After you do the same with the other major plot points, you’ll have a rough outline of how this story will develop — including an indication of how the climax will play out. If you’re lucky, you’ll see a few holes that develop later in the story that need to be addressed early in the story. You might even see possibilities form for surprising plot twists or heart-stopping reveals.
But… if you showed anyone this outline, they’d find it far from a compelling story. In fact, it would read very much like a to-do list. First the hero does this, then they do that, then this happens, then that happens… It’s nowhere near a story.
And now you’re ready to write. Because now you know what your story is going to be — even though you don’t know what it is yet. That’s because — and hear me out on this — all of the rest doesn’t matter. OK. OK. It matters, but not in the sense that you think.
Let’s knock off the first item in our list, introducing the hero. For the sake of illustration, our story outline requires out hero to choose a hat to wear. It doesn’t matter if it’s a blue hat or a red hat. Primarily, what matters is that the process of choosing that hat is done in a compelling, interesting way. Secondarily, this hat-choice must deliver the story to the next point in the outline. And thirdly, this hat choice must not cause repercussions that interfere with the overall plot described in the outline. Once you’ve written (and re-written and edited and re-written) the hat-choice section, you can move on to the next item on your outline.
And so on and so on.
Here’s the beauty of this approach to writing: It breaks writing — which can often be overwhelming and daunting — into small, easily managed, bite-sized chunks. Many writers are frightened at the prospect of writing a compelling adventure. But it’s hard to get intimidated by writing a scene about choosing a hat.
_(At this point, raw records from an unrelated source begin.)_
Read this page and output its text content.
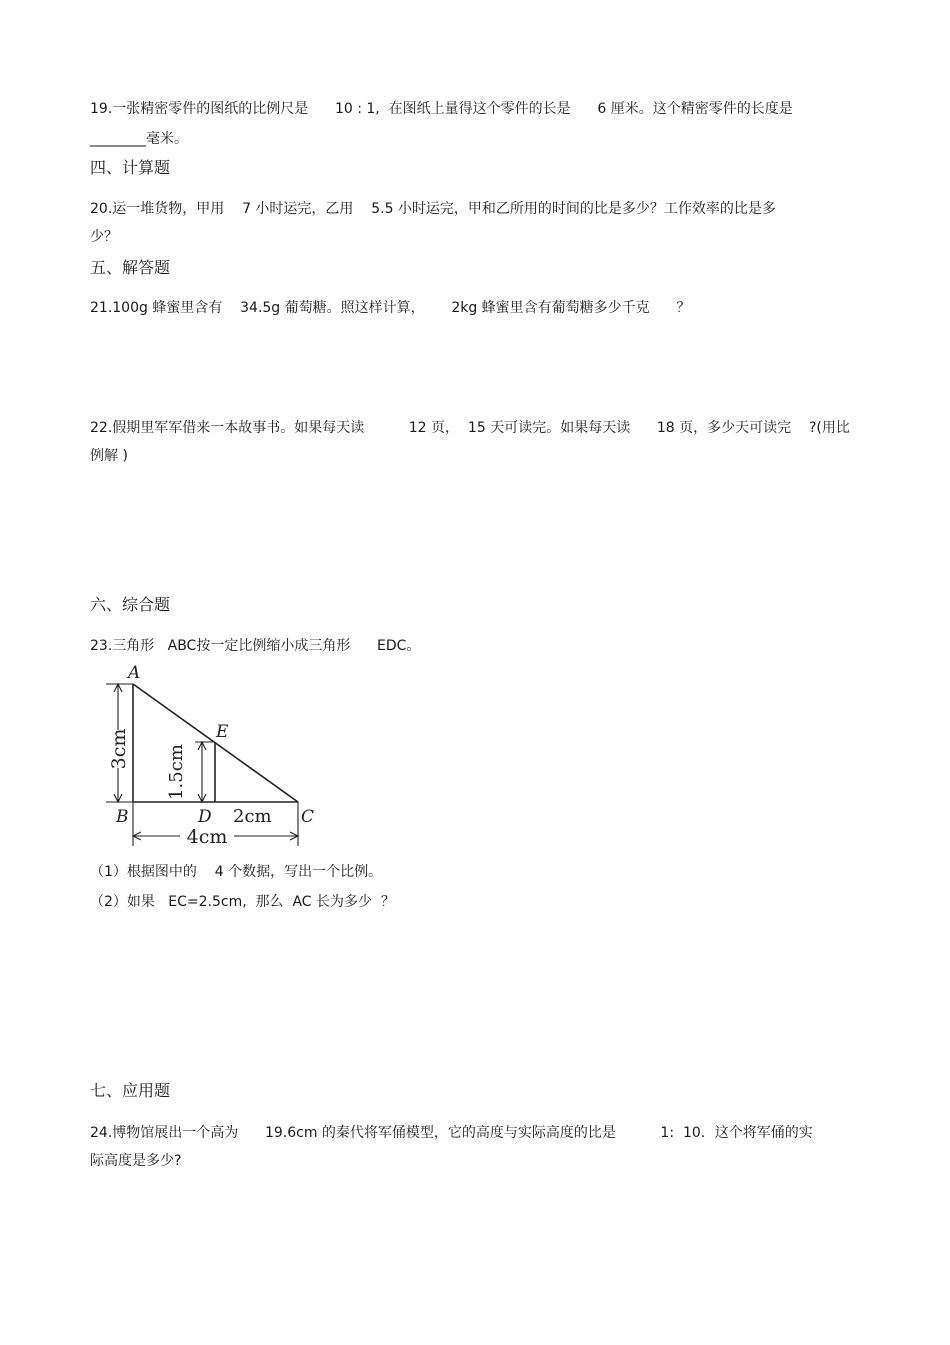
19.一张精密零件的图纸的比例尺是      10 : 1,  在图纸上量得这个零件的长是      6 厘米。这个精密零件的长度是
________毫米。
四、计算题
20.运一堆货物，甲用    7 小时运完，乙用    5.5 小时运完，甲和乙所用的时间的比是多少？工作效率的比是多
少？
五、解答题
21.100g 蜂蜜里含有    34.5g 葡萄糖。照这样计算，      2kg 蜂蜜里含有葡萄糖多少千克      ？
22.假期里军军借来一本故事书。如果每天读          12 页，  15 天可读完。如果每天读      18 页，多少天可读完    ?(用比
例解 )
六、综合题
23.三角形   ABC按一定比例缩小成三角形      EDC。
A
B	C
D
E
3cm 1.5cm
2cm
4cm
（1）根据图中的    4 个数据，写出一个比例。
（2）如果   EC=2.5cm,  那么  AC 长为多少  ？
七、应用题
24.博物馆展出一个高为      19.6cm 的秦代将军俑模型，它的高度与实际高度的比是          1:  10．这个将军俑的实
际高度是多少?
And — as long as you’ve put some thought into the overall outline of your story — you can simply concentrate on one scene at a time. You can simple work on progressing your character from one plot point to another, knowing that — as long as you follow the outline — you’re going to eventually end up where you’re supposed to.
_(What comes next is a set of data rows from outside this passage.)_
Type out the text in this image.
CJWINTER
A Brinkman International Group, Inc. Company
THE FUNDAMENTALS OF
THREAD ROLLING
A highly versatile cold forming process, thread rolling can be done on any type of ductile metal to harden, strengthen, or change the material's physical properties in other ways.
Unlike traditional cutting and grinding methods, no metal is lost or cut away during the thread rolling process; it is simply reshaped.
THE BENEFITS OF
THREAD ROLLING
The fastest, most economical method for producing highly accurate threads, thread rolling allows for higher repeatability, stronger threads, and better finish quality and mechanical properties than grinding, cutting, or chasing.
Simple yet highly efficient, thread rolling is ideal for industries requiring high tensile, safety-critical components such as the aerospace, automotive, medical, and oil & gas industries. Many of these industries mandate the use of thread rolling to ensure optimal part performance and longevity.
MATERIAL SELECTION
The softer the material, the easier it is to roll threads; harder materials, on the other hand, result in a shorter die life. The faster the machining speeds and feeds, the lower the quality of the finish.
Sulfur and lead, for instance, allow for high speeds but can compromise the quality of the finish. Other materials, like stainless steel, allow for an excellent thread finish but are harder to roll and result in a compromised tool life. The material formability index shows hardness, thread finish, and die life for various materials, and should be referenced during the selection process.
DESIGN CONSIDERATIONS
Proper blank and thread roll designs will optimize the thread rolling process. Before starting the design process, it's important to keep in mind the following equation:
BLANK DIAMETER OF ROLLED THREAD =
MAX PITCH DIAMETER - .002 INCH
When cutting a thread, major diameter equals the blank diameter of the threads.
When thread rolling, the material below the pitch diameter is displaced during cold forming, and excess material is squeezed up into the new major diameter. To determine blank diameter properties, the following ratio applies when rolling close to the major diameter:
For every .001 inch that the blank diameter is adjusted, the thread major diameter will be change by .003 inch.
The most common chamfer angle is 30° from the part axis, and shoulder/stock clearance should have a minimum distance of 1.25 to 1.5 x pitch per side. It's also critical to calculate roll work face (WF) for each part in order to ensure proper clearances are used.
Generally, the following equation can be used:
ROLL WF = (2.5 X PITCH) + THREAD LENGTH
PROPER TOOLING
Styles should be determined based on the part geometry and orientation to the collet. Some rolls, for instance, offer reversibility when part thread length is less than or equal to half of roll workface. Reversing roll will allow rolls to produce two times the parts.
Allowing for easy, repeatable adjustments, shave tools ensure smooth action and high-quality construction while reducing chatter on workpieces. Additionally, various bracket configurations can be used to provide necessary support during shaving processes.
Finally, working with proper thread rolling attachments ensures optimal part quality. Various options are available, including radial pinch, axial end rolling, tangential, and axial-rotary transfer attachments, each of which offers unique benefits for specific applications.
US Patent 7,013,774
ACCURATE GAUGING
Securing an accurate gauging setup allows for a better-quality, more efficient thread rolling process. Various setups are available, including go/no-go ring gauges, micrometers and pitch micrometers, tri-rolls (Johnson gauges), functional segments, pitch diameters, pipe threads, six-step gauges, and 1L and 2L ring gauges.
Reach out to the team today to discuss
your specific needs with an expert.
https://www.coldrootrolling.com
Here’s a dirty little secret about writing: Once you’ve established all of the points your story is going to travel across, it doesn’t really matter how you connect those points as long as you’re doing it in an interesting way. Think of this as a road trip. You’re starting in Philadelphia and ending in Los Angeles. There are a billion paths you could take, and trying to weigh the merits of all of those paths would drive you crazy. So you decide on a few important stops along the way — Pittsburgh, Indianapolis, Oklahoma City, and so on. Determining the most interesting way to get from Philadelphia to Pittsburgh is a much more manageable task! And — as long as your path is compelling and ends in Pittsburgh, your story will be fine. (And, now you can determine the best way to progress on to Indianapolis.)
Best case scenario, you’ll write the entire story before working on your comic. You’ll do a few rewrites. You’ll discover places later in the plot which could be set up gracefully with a few details earlier in the storyline. And you’ll edit. Heavens, you’ll edit and edit.
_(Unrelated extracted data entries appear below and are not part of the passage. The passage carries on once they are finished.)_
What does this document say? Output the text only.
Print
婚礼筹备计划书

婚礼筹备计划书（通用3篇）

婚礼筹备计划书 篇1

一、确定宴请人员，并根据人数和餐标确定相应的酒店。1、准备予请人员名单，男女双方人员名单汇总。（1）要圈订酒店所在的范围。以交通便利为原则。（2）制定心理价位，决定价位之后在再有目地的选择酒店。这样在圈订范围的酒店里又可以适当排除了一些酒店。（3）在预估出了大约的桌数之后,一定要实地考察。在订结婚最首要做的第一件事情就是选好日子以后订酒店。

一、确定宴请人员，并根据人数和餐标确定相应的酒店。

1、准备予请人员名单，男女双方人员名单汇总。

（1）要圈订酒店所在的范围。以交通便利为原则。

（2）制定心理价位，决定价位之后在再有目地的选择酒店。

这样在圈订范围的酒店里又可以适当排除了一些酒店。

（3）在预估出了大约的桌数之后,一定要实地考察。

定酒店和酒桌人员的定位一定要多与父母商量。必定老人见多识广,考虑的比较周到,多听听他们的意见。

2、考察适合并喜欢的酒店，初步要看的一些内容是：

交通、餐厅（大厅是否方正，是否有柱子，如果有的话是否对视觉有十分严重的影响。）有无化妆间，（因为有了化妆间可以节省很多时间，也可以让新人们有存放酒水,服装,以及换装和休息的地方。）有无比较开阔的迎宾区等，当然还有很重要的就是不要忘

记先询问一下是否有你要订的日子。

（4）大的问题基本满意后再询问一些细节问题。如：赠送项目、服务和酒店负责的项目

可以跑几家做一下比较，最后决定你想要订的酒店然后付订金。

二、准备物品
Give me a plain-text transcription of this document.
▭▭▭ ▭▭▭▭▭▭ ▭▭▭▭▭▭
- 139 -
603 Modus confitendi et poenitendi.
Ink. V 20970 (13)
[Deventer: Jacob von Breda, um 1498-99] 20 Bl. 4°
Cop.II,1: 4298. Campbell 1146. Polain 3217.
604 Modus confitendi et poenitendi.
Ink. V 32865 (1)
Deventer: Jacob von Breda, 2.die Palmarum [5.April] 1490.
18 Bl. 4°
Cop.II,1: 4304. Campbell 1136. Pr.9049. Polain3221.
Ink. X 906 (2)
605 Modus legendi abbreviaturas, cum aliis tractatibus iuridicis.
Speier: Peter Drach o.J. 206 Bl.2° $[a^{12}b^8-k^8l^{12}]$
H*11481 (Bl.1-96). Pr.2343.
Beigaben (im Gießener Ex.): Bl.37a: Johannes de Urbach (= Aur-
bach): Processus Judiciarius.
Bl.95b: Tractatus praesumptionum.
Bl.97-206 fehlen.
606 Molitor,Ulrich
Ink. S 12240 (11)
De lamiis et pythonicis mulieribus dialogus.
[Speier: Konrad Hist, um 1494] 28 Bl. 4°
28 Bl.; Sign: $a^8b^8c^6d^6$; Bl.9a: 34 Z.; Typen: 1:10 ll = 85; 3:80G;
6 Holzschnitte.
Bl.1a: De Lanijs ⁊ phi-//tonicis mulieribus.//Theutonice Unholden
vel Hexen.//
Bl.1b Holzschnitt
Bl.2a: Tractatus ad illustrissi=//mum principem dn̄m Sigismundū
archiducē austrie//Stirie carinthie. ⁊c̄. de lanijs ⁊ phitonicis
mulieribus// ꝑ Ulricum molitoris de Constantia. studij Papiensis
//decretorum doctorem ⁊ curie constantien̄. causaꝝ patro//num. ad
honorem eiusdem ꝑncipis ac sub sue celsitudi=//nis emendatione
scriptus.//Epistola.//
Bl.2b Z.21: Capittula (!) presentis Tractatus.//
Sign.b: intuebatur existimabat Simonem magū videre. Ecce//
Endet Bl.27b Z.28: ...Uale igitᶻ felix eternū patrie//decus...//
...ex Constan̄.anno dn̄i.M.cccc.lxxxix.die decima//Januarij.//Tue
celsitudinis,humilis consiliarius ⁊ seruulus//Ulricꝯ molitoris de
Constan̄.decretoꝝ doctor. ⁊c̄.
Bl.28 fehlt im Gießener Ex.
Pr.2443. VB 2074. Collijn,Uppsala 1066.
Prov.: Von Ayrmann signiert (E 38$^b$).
But, if push came to shove, once you have an established outline, you can start illustrating the first scene as soon as you’ve written it, and begin writing the second scene as you’re finishing inking the first. You’ll take risks, of course. You’ll see missed opportunities later on that will grind you. But that’s part of the learning process, too.
The important thing is that you’re not stuck anymore. You’re not overwhelmed. By establishing a guiding framework and breaking your story down into manageable chunks, you’re writing. And writing is the only way to become a good writer.